Il Segretario all'Energia degli Stati Uniti Chris Wright ha indicato in un'intervista a CNBC che la chiusura del gasdotto est-ovest per il petrolio greggio dell'Arabia Saudita, causata da attacchi con droni attribuiti a gruppi sostenuti dall'Iran, sarà una interruzione di breve durata.
Il gasdotto, cruciale per il trasporto delle esportazioni di petrolio greggio verso il Mar Rosso, è stato chiuso la scorsa settimana a seguito dei danni causati da questi attacchi.
Mentre i sauditi stanno attualmente deviano alcune esportazioni attraverso lo Stretto di Hormuz con l'assistenza militare degli Stati Uniti, il mercato sta reagendo alla potenziale interruzione dell'offerta, con i prezzi del petrolio greggio statunitense che sono aumentati di oltre il 5% questa settimana, superando i 105 dollari al barile.
Gli analisti sono preoccupati per l'entità dei danni, con Andy Lipow che suggerisce che le riparazioni potrebbero richiedere mesi sulla base delle immagini satellitari.
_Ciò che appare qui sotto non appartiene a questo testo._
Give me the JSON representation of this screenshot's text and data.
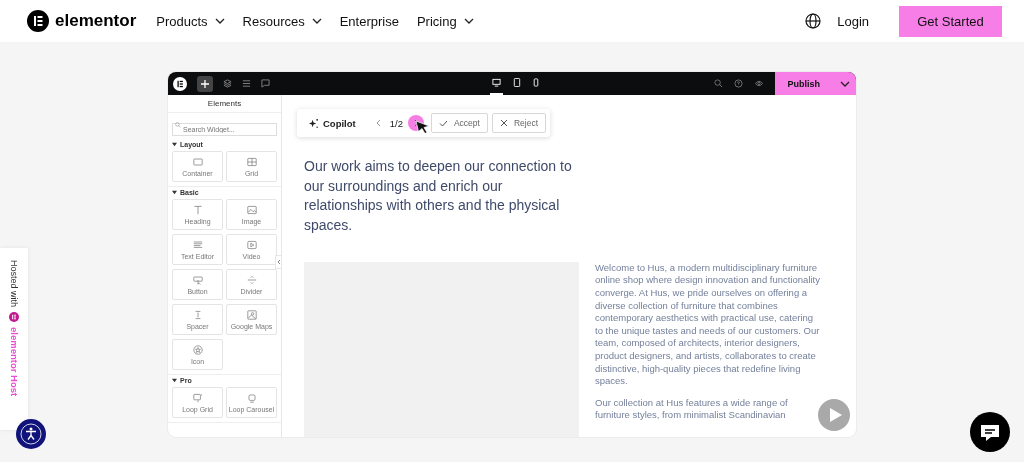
{
  "nav": {
    "brand": "elementor",
    "menu": [
      {
        "label": "Products",
        "has_dropdown": true
      },
      {
        "label": "Resources",
        "has_dropdown": true
      },
      {
        "label": "Enterprise",
        "has_dropdown": false
      },
      {
        "label": "Pricing",
        "has_dropdown": true
      }
    ],
    "login": "Login",
    "cta": "Get Started"
  },
  "editor": {
    "device_modes": [
      {
        "kind": "desktop",
        "selected": true
      },
      {
        "kind": "tablet",
        "selected": false
      },
      {
        "kind": "mobile",
        "selected": false
      }
    ],
    "publish": "Publish",
    "sidebar": {
      "title": "Elements",
      "search": {
        "placeholder": "Search Widget..."
      },
      "sections": [
        {
          "title": "Layout",
          "expanded": true,
          "widgets": [
            {
              "kind": "container",
              "label": "Container"
            },
            {
              "kind": "grid",
              "label": "Grid"
            }
          ]
        },
        {
          "title": "Basic",
          "expanded": true,
          "widgets": [
            {
              "kind": "heading",
              "label": "Heading"
            },
            {
              "kind": "image",
              "label": "Image"
            },
            {
              "kind": "text-editor",
              "label": "Text Editor"
            },
            {
              "kind": "video",
              "label": "Video"
            },
            {
              "kind": "button",
              "label": "Button"
            },
            {
              "kind": "divider",
              "label": "Divider"
            },
            {
              "kind": "spacer",
              "label": "Spacer"
            },
            {
              "kind": "google-maps",
              "label": "Google Maps"
            },
            {
              "kind": "icon",
              "label": "Icon"
            }
          ]
        },
        {
          "title": "Pro",
          "expanded": true,
          "widgets": [
            {
              "kind": "loop-grid",
              "label": "Loop Grid"
            },
            {
              "kind": "loop-carousel",
              "label": "Loop Carousel"
            }
          ]
        }
      ]
    },
    "copilot": {
      "label": "Copilot",
      "counter": "1/2",
      "accept": "Accept",
      "reject": "Reject"
    },
    "heading": "Our work aims to deepen our connection to our surroundings and enrich our relationships with others and the physical spaces.",
    "paragraphs": [
      "Welcome to Hus, a modern multidisciplinary furniture online shop where design innovation and functionality converge. At Hus, we pride ourselves on offering a diverse collection of furniture that combines contemporary aesthetics with practical use, catering to the unique tastes and needs of our customers. Our team, composed of architects, interior designers, product designers, and artists, collaborates to create distinctive, high-quality pieces that redefine living spaces.",
      "Our collection at Hus features a wide range of furniture styles, from minimalist Scandinavian"
    ]
  },
  "side_tab": {
    "prefix": "Hosted with",
    "brand": "elementor Host"
  }
}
Matt Smith di Kpler ha avvertito che se il gasdotto rimane chiuso per un mese, il mercato potrebbe perdere fino a 120 milioni di barili, data la capacità del gasdotto di 4,5 milioni di barili al giorno e lo stoccaggio aggiuntivo presso il terminal di Yanbu. La situazione sottolinea le tensioni geopolitiche nella regione e il loro impatto diretto sui mercati petroliferi globali.